Tuesday, February 15, 2011

Emma in the boat

If they need me, they'll just have to come get me, even if I did take the only boat.  Virginia is too big to cry for milk when she can get it from the icehouse as well as I can.  Silly spoiled child.  Let her listen to the twins yowl while Mother rests.

Are there really Indians on this island?  Father always says so, but Father says Virginia is sweet as syrup, so his judgement is suspect.  I might go ashore, or I might not.  If there are Indians, I'll pay my toll in lemon drops - I brought enough for a tribe.  Another reason for Virginia to howl when she learns I didn't share them with her, for once.  The boys would already have stolen them, if they knew.

I'm goin to stay here until the quiet fills up my head and pushes out everything.  Virginia's whining, and the boys' yelling and fighting and calling out More Sweets!  More Sweets!  I will stay here until I hear ...

... absolutely nothing at all, all day long.


Looks lie, she told me, and pointed to the painting over the buffet.  My sister, Emma.  You're so responsible, Emma!  Such a big help to your mother, Emma!  So generous to the young ones, Emma!  Well, Emma never sat for that painting but she sat in that boat so much that IT could have painted it.  As soon as Mama lay down every morning just after breakfast, Emma hiked up her skirt and ran to the dock, a paper sack full of lemon drops from Kirk's General Store balled up in her fist.  If we were "lucky," she'd show up again just before Papa got home, and get busy finishing up the supper I'd made.  Papa thought Emma was a great cook, and she never told him otherwise until he needed to stay with one of us and she told him "it better be with Virginia, Papa - she's the cook amongst us."  Never mind those boys, who made themselves absent once they grew up and left home.

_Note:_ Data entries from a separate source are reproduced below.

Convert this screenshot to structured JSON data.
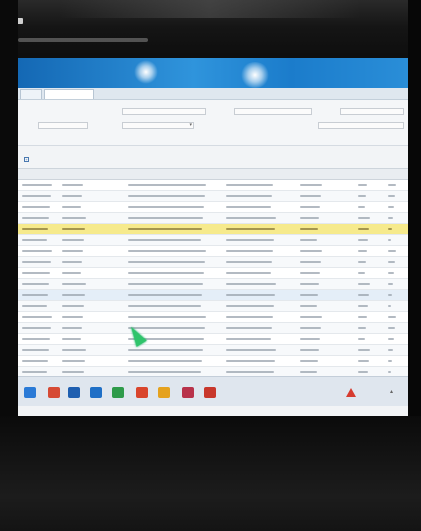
{
  "window": {
    "title": ""
  },
  "tabs": [
    {
      "label": "",
      "active": false
    },
    {
      "label": "",
      "active": true
    }
  ],
  "filters": [
    {
      "label": "",
      "value": ""
    },
    {
      "label": "",
      "value": ""
    },
    {
      "label": "",
      "value": ""
    },
    {
      "label": "",
      "value": ""
    },
    {
      "label": "",
      "value": ""
    },
    {
      "label": "",
      "value": ""
    }
  ],
  "toolbar": {
    "add_label": ""
  },
  "grid": {
    "columns": [
      "",
      "",
      "",
      "",
      "",
      "",
      ""
    ],
    "row_count": 19,
    "selected_row_index": 4,
    "hover_row_index": 10
  },
  "taskbar": {
    "alert_label": "",
    "icon_colors": [
      "#2a7ad6",
      "#d64a34",
      "#1f5fb0",
      "#1f6fc6",
      "#2e9b4a",
      "#d9452c",
      "#e5a21e",
      "#b8324a",
      "#c8372b"
    ]
  },
  "colors": {
    "title_band": "#2f94dc",
    "selected_row": "#f6ea8c",
    "cursor": "#2fc46b"
  }
}
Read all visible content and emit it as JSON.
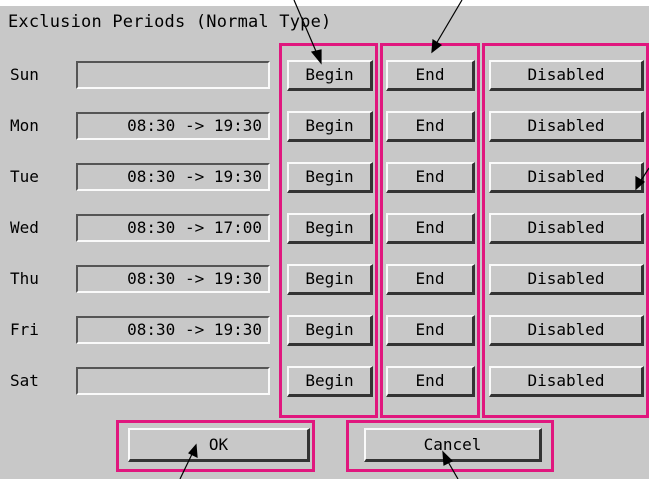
{
  "dialog": {
    "title": "Exclusion Periods (Normal Type)"
  },
  "rows": [
    {
      "day": "Sun",
      "period": "",
      "begin_label": "Begin",
      "end_label": "End",
      "disabled_label": "Disabled"
    },
    {
      "day": "Mon",
      "period": "08:30 -> 19:30",
      "begin_label": "Begin",
      "end_label": "End",
      "disabled_label": "Disabled"
    },
    {
      "day": "Tue",
      "period": "08:30 -> 19:30",
      "begin_label": "Begin",
      "end_label": "End",
      "disabled_label": "Disabled"
    },
    {
      "day": "Wed",
      "period": "08:30 -> 17:00",
      "begin_label": "Begin",
      "end_label": "End",
      "disabled_label": "Disabled"
    },
    {
      "day": "Thu",
      "period": "08:30 -> 19:30",
      "begin_label": "Begin",
      "end_label": "End",
      "disabled_label": "Disabled"
    },
    {
      "day": "Fri",
      "period": "08:30 -> 19:30",
      "begin_label": "Begin",
      "end_label": "End",
      "disabled_label": "Disabled"
    },
    {
      "day": "Sat",
      "period": "",
      "begin_label": "Begin",
      "end_label": "End",
      "disabled_label": "Disabled"
    }
  ],
  "footer": {
    "ok_label": "OK",
    "cancel_label": "Cancel"
  },
  "colors": {
    "panel_background": "#c8c8c8",
    "highlight": "#e0177e"
  }
}
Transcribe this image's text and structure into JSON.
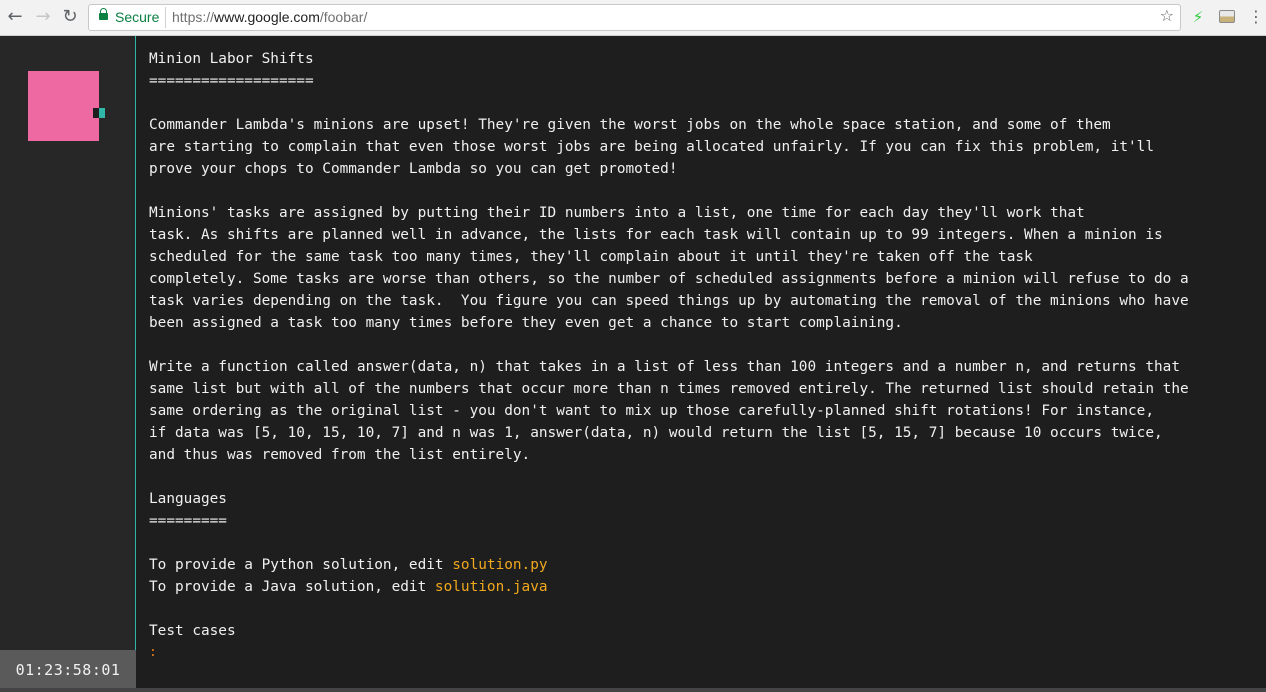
{
  "browser": {
    "back_icon": "arrow-back-icon",
    "forward_icon": "arrow-forward-icon",
    "reload_icon": "reload-icon",
    "secure_label": "Secure",
    "url_scheme": "https://",
    "url_host": "www.google.com",
    "url_path": "/foobar/",
    "bookmark_icon": "star-icon",
    "extension_icons": [
      "bolt-icon",
      "image-icon"
    ],
    "menu_icon": "kebab-menu-icon"
  },
  "sidebar": {
    "timer": "01:23:58:01",
    "accent_color": "#2fb8a8",
    "avatar_color": "#ee68a2"
  },
  "terminal": {
    "title": "Minion Labor Shifts",
    "title_underline": "===================",
    "paragraph1": [
      "Commander Lambda's minions are upset! They're given the worst jobs on the whole space station, and some of them",
      "are starting to complain that even those worst jobs are being allocated unfairly. If you can fix this problem, it'll",
      "prove your chops to Commander Lambda so you can get promoted!"
    ],
    "paragraph2": [
      "Minions' tasks are assigned by putting their ID numbers into a list, one time for each day they'll work that",
      "task. As shifts are planned well in advance, the lists for each task will contain up to 99 integers. When a minion is",
      "scheduled for the same task too many times, they'll complain about it until they're taken off the task",
      "completely. Some tasks are worse than others, so the number of scheduled assignments before a minion will refuse to do a",
      "task varies depending on the task.  You figure you can speed things up by automating the removal of the minions who have",
      "been assigned a task too many times before they even get a chance to start complaining."
    ],
    "paragraph3": [
      "Write a function called answer(data, n) that takes in a list of less than 100 integers and a number n, and returns that",
      "same list but with all of the numbers that occur more than n times removed entirely. The returned list should retain the",
      "same ordering as the original list - you don't want to mix up those carefully-planned shift rotations! For instance,",
      "if data was [5, 10, 15, 10, 7] and n was 1, answer(data, n) would return the list [5, 15, 7] because 10 occurs twice,",
      "and thus was removed from the list entirely."
    ],
    "languages_heading": "Languages",
    "languages_underline": "=========",
    "python_prefix": "To provide a Python solution, edit ",
    "python_file": "solution.py",
    "java_prefix": "To provide a Java solution, edit ",
    "java_file": "solution.java",
    "test_cases_heading": "Test cases",
    "prompt": ":",
    "file_color": "#f0a81d"
  }
}
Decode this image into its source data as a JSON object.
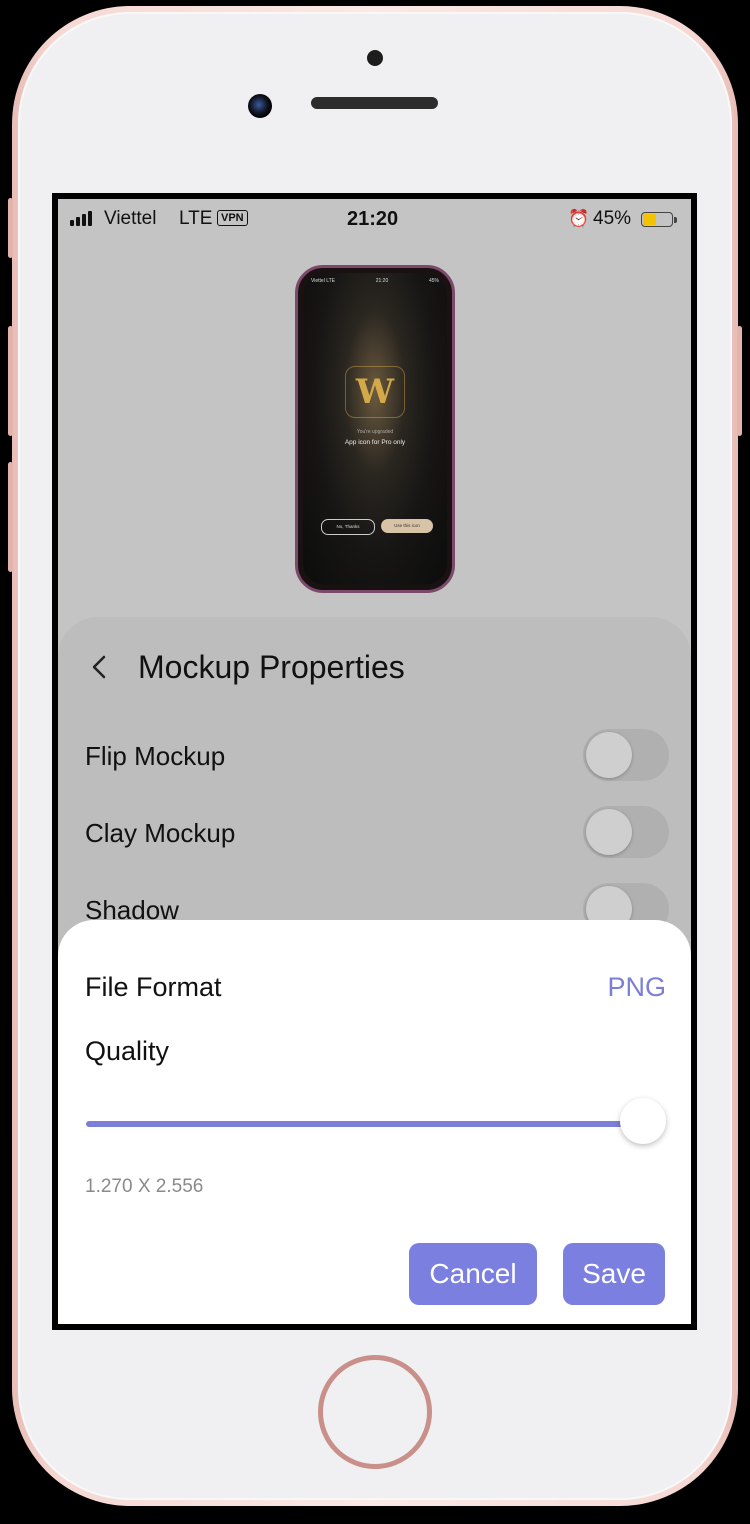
{
  "status_bar": {
    "carrier": "Viettel",
    "network": "LTE",
    "vpn": "VPN",
    "time": "21:20",
    "alarm_icon": "alarm-clock-icon",
    "battery_percent": "45%",
    "battery_level": 0.45,
    "battery_color": "#f3c200"
  },
  "preview": {
    "status_left": "Viettel LTE",
    "status_time": "21:20",
    "status_right": "45%",
    "line1": "You're upgraded",
    "line2": "App icon for Pro only",
    "button_left": "No, Thanks",
    "button_right": "Use this icon"
  },
  "properties": {
    "title": "Mockup Properties",
    "back_icon": "chevron-left-icon",
    "items": [
      {
        "label": "Flip Mockup",
        "enabled": false
      },
      {
        "label": "Clay Mockup",
        "enabled": false
      },
      {
        "label": "Shadow",
        "enabled": false
      }
    ]
  },
  "export_sheet": {
    "format_label": "File Format",
    "format_value": "PNG",
    "quality_label": "Quality",
    "quality_value": 1.0,
    "dimensions": "1.270 X 2.556",
    "cancel_label": "Cancel",
    "save_label": "Save",
    "accent_color": "#7b7fe0"
  }
}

Emma wanted a headful of silence all the time, said she had important things to think and I wouldn't understand, having smaller thoughts that could be thought just fine while chasing the twins and taking care of Mama and keeping house.  And so, she gets that from me now, a present:  all the silence I can give her.





Emma in the little dinghy
thinks her family is too clingy.
Wants to sit out here and float,
drifting in the still waters just off the island.